Aldin menjelaskan “SMSI sebagai organisasi perusahaan media siber merupakan konstituen Dewan Pers, saat ini menaungi lebih dari 3.000 perusahaan media di Indonesia, termasuk lebih dari 40 perusahaan media di Aceh,” jelasnya.
Dalam kegiatan itu turut juga dibahas peran media dalam mengawal persoalan masyarakat, saat ini berfokus pada keluarga terdampak bencana. Hal tersebut memiliki keterkaitan dengan kerja TP-PKK yang bersentuhan langsung dengan pemberdayaan dan kesejahteraan keluarga.
Sementara itu, Marlina yang akrab disapa Kak Na menceritakan pengalamannya saat turun langsung ke sejumlah wilayah terdampak bencana.
Ia mengatakan, “Pengalaman di lapangan membuatnya melihat sendiri bagaimana perempuan, anak-anak dan keluarga menghadapi situasi sulit setelah bencana,” sebut Kak Na.
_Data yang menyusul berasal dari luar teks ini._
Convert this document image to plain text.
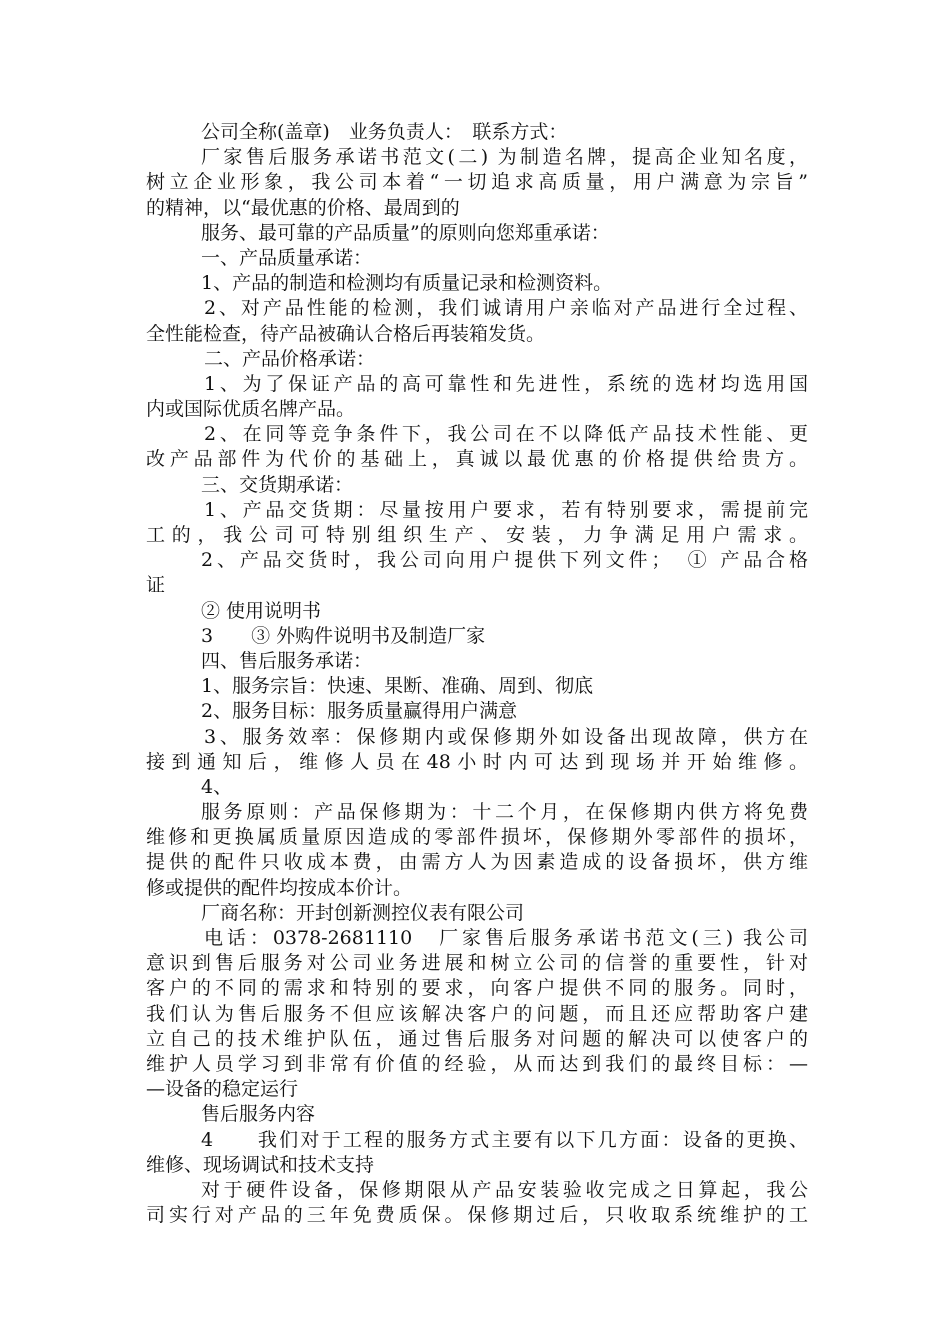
公司全称(盖章)　业务负责人：　联系方式：
厂家售后服务承诺书范文(二) 为制造名牌，提高企业知名度，
树立企业形象，我公司本着“一切追求高质量，用户满意为宗旨”
的精神，以“最优惠的价格、最周到的
服务、最可靠的产品质量”的原则向您郑重承诺：
一、产品质量承诺：
1、产品的制造和检测均有质量记录和检测资料。
2、对产品性能的检测，我们诚请用户亲临对产品进行全过程、
全性能检查，待产品被确认合格后再装箱发货。
二、产品价格承诺：
1、为了保证产品的高可靠性和先进性，系统的选材均选用国
内或国际优质名牌产品。
2、在同等竞争条件下，我公司在不以降低产品技术性能、更
改产品部件为代价的基础上，真诚以最优惠的价格提供给贵方。
三、交货期承诺：
1、产品交货期：尽量按用户要求，若有特别要求，需提前完
工的，我公司可特别组织生产、安装，力争满足用户需求。
2、产品交货时，我公司向用户提供下列文件；　① 产品合格
证
② 使用说明书
3　　③ 外购件说明书及制造厂家
四、售后服务承诺：
1、服务宗旨：快速、果断、准确、周到、彻底
2、服务目标：服务质量赢得用户满意
3、服务效率：保修期内或保修期外如设备出现故障，供方在
接到通知后，维修人员在48小时内可达到现场并开始维修。
4、
服务原则：产品保修期为：十二个月，在保修期内供方将免费
维修和更换属质量原因造成的零部件损坏，保修期外零部件的损坏，
提供的配件只收成本费，由需方人为因素造成的设备损坏，供方维
修或提供的配件均按成本价计。
厂商名称：开封创新测控仪表有限公司
电话：0378-2681110　厂家售后服务承诺书范文(三) 我公司
意识到售后服务对公司业务进展和树立公司的信誉的重要性，针对
客户的不同的需求和特别的要求，向客户提供不同的服务。同时，
我们认为售后服务不但应该解决客户的问题，而且还应帮助客户建
立自己的技术维护队伍，通过售后服务对问题的解决可以使客户的
维护人员学习到非常有价值的经验，从而达到我们的最终目标：—
—设备的稳定运行
售后服务内容
4　　我们对于工程的服务方式主要有以下几方面：设备的更换、
维修、现场调试和技术支持
对于硬件设备，保修期限从产品安装验收完成之日算起，我公
司实行对产品的三年免费质保。保修期过后，只收取系统维护的工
Saat banjir besar melanda Aceh pada November 2025. Misalnya, Marlina bersama rombongan turun menyalurkan bantuan ke sejumlah daerah. Dalam perjalanan kembali, rombongannya bahkan sempat terjebak banjir selama dua hari karena akses jalan terputus.
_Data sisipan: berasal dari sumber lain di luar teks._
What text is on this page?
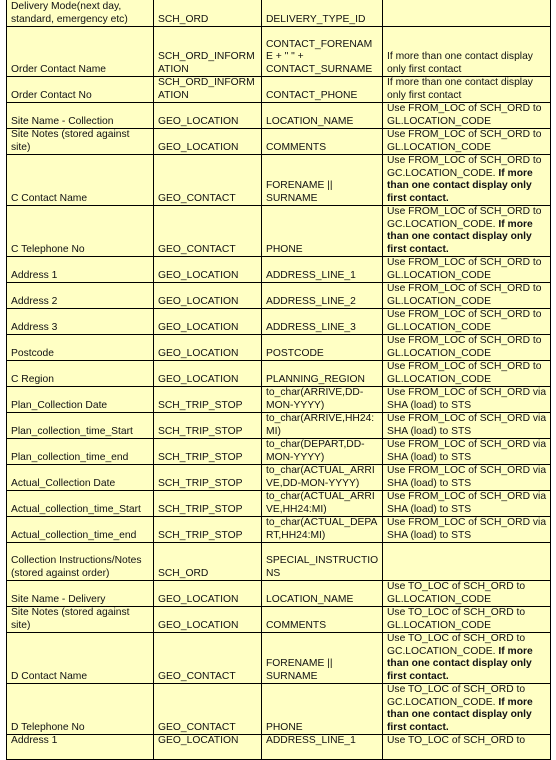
Delivery Mode(next day, standard, emergency etc)	SCH_ORD	DELIVERY_TYPE_ID	
Order Contact Name	SCH_ORD_INFORMATION	CONTACT_FORENAME + " " + CONTACT_SURNAME	If more than one contact display only first contact
Order Contact No	SCH_ORD_INFORMATION	CONTACT_PHONE	If more than one contact display only first contact
Site Name - Collection	GEO_LOCATION	LOCATION_NAME	Use FROM_LOC of SCH_ORD to GL.LOCATION_CODE
Site Notes (stored against site)	GEO_LOCATION	COMMENTS	Use FROM_LOC of SCH_ORD to GL.LOCATION_CODE
C Contact Name	GEO_CONTACT	FORENAME || SURNAME	Use FROM_LOC of SCH_ORD to GC.LOCATION_CODE. If more than one contact display only first contact.
C Telephone No	GEO_CONTACT	PHONE	Use FROM_LOC of SCH_ORD to GC.LOCATION_CODE. If more than one contact display only first contact.
Address 1	GEO_LOCATION	ADDRESS_LINE_1	Use FROM_LOC of SCH_ORD to GL.LOCATION_CODE
Address 2	GEO_LOCATION	ADDRESS_LINE_2	Use FROM_LOC of SCH_ORD to GL.LOCATION_CODE
Address 3	GEO_LOCATION	ADDRESS_LINE_3	Use FROM_LOC of SCH_ORD to GL.LOCATION_CODE
Postcode	GEO_LOCATION	POSTCODE	Use FROM_LOC of SCH_ORD to GL.LOCATION_CODE
C Region	GEO_LOCATION	PLANNING_REGION	Use FROM_LOC of SCH_ORD to GL.LOCATION_CODE
Plan_Collection Date	SCH_TRIP_STOP	to_char(ARRIVE,DD-MON-YYYY)	Use FROM_LOC of SCH_ORD via SHA (load) to STS
Plan_collection_time_Start	SCH_TRIP_STOP	to_char(ARRIVE,HH24:MI)	Use FROM_LOC of SCH_ORD via SHA (load) to STS
Plan_collection_time_end	SCH_TRIP_STOP	to_char(DEPART,DD-MON-YYYY)	Use FROM_LOC of SCH_ORD via SHA (load) to STS
Actual_Collection Date	SCH_TRIP_STOP	to_char(ACTUAL_ARRIVE,DD-MON-YYYY)	Use FROM_LOC of SCH_ORD via SHA (load) to STS
Actual_collection_time_Start	SCH_TRIP_STOP	to_char(ACTUAL_ARRIVE,HH24:MI)	Use FROM_LOC of SCH_ORD via SHA (load) to STS
Actual_collection_time_end	SCH_TRIP_STOP	to_char(ACTUAL_DEPART,HH24:MI)	Use FROM_LOC of SCH_ORD via SHA (load) to STS
Collection Instructions/Notes (stored against order)	SCH_ORD	SPECIAL_INSTRUCTIONS	
Site Name - Delivery	GEO_LOCATION	LOCATION_NAME	Use TO_LOC of SCH_ORD to GL.LOCATION_CODE
Site Notes (stored against site)	GEO_LOCATION	COMMENTS	Use TO_LOC of SCH_ORD to GL.LOCATION_CODE
D Contact Name	GEO_CONTACT	FORENAME || SURNAME	Use TO_LOC of SCH_ORD to GC.LOCATION_CODE. If more than one contact display only first contact.
D Telephone No	GEO_CONTACT	PHONE	Use TO_LOC of SCH_ORD to GC.LOCATION_CODE. If more than one contact display only first contact.
Address 1	GEO_LOCATION	ADDRESS_LINE_1	Use TO_LOC of SCH_ORD to
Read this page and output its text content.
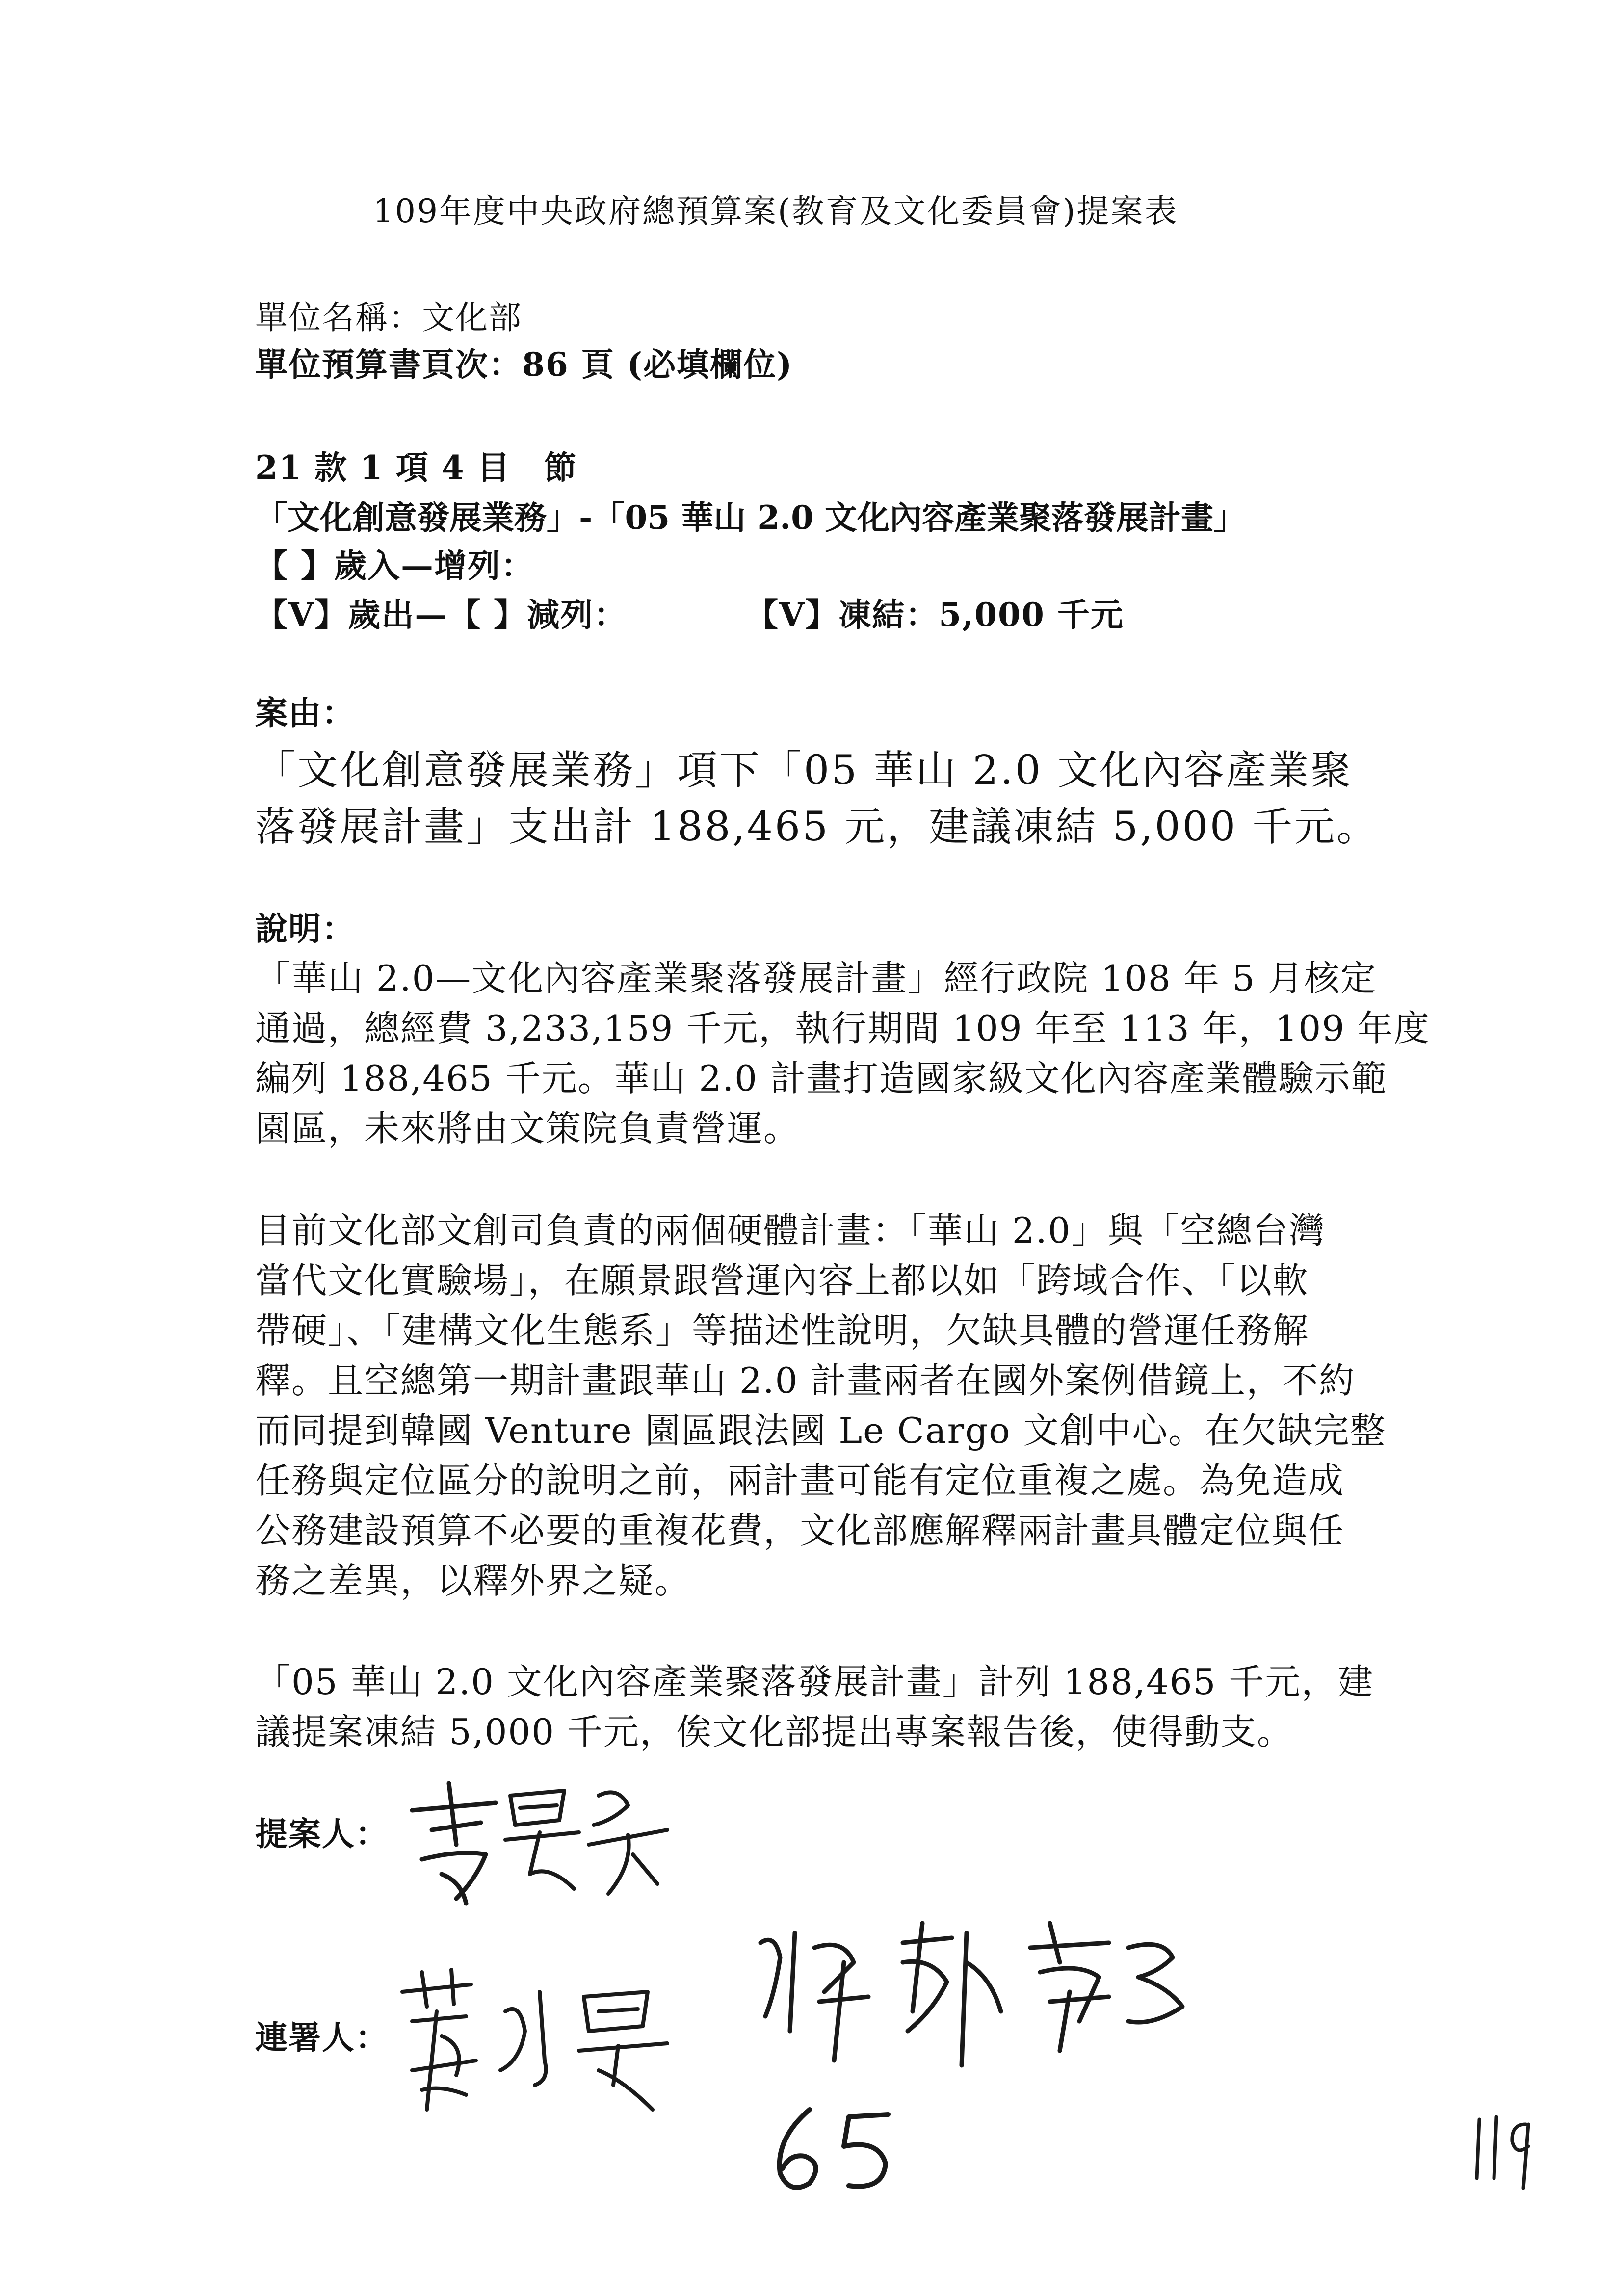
109年度中央政府總預算案(教育及文化委員會)提案表
單位名稱：文化部
單位預算書頁次：86 頁 (必填欄位)
21 款 1 項 4 目　節
「文化創意發展業務」-「05 華山 2.0 文化內容產業聚落發展計畫」
【 】歲入—增列：
【V】歲出—【 】減列：	【V】凍結：5,000 千元
案由：
「文化創意發展業務」項下「05 華山 2.0 文化內容產業聚
落發展計畫」支出計 188,465 元，建議凍結 5,000 千元。
說明：
「華山 2.0—文化內容產業聚落發展計畫」經行政院 108 年 5 月核定
通過，總經費 3,233,159 千元，執行期間 109 年至 113 年，109 年度
編列 188,465 千元。華山 2.0 計畫打造國家級文化內容產業體驗示範
園區，未來將由文策院負責營運。
目前文化部文創司負責的兩個硬體計畫：「華山 2.0」與「空總台灣
當代文化實驗場」，在願景跟營運內容上都以如「跨域合作、「以軟
帶硬」、「建構文化生態系」等描述性說明，欠缺具體的營運任務解
釋。且空總第一期計畫跟華山 2.0 計畫兩者在國外案例借鏡上，不約
而同提到韓國 Venture 園區跟法國 Le Cargo 文創中心。在欠缺完整
任務與定位區分的說明之前，兩計畫可能有定位重複之處。為免造成
公務建設預算不必要的重複花費，文化部應解釋兩計畫具體定位與任
務之差異，以釋外界之疑。
「05 華山 2.0 文化內容產業聚落發展計畫」計列 188,465 千元，建
議提案凍結 5,000 千元，俟文化部提出專案報告後，使得動支。
提案人：
連署人：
Delapan bulan setelah bencana, siswa SD Negeri Uning Mas masih menjalani kegiatan belajar di sekolah darurat.
Menurut Marlina, kondisi tersebut menunjukkan bahwa pemulihan pascabencana membutuhkan perhatian berkelanjutan.
Masyarakat tidak hanya membutuhkan bantuan darurat, tetapi juga dukungan untuk memulihkan pendidikan, kesehatan, ekonomi dan kehidupan keluarga.
Ia menilai media memiliki peran penting dalam menyampaikan kondisi tersebut kepada publik agar persoalan masyarakat tidak hilang dari perhatian.
Selanjutnya, Aldin mengatakan SMSI Aceh siap mendorong media anggotanya untuk terus memberitakan dan mengawal berbagai persoalan masyarakat secara faktual dan konstruktif.
“Media tidak hanya hadir ketika bencana terjadi, tetapi juga perlu mengawal proses pemulihan. Kondisi masyarakat dan kebutuhan mereka harus terus menjadi perhatian,” ujar Aldin.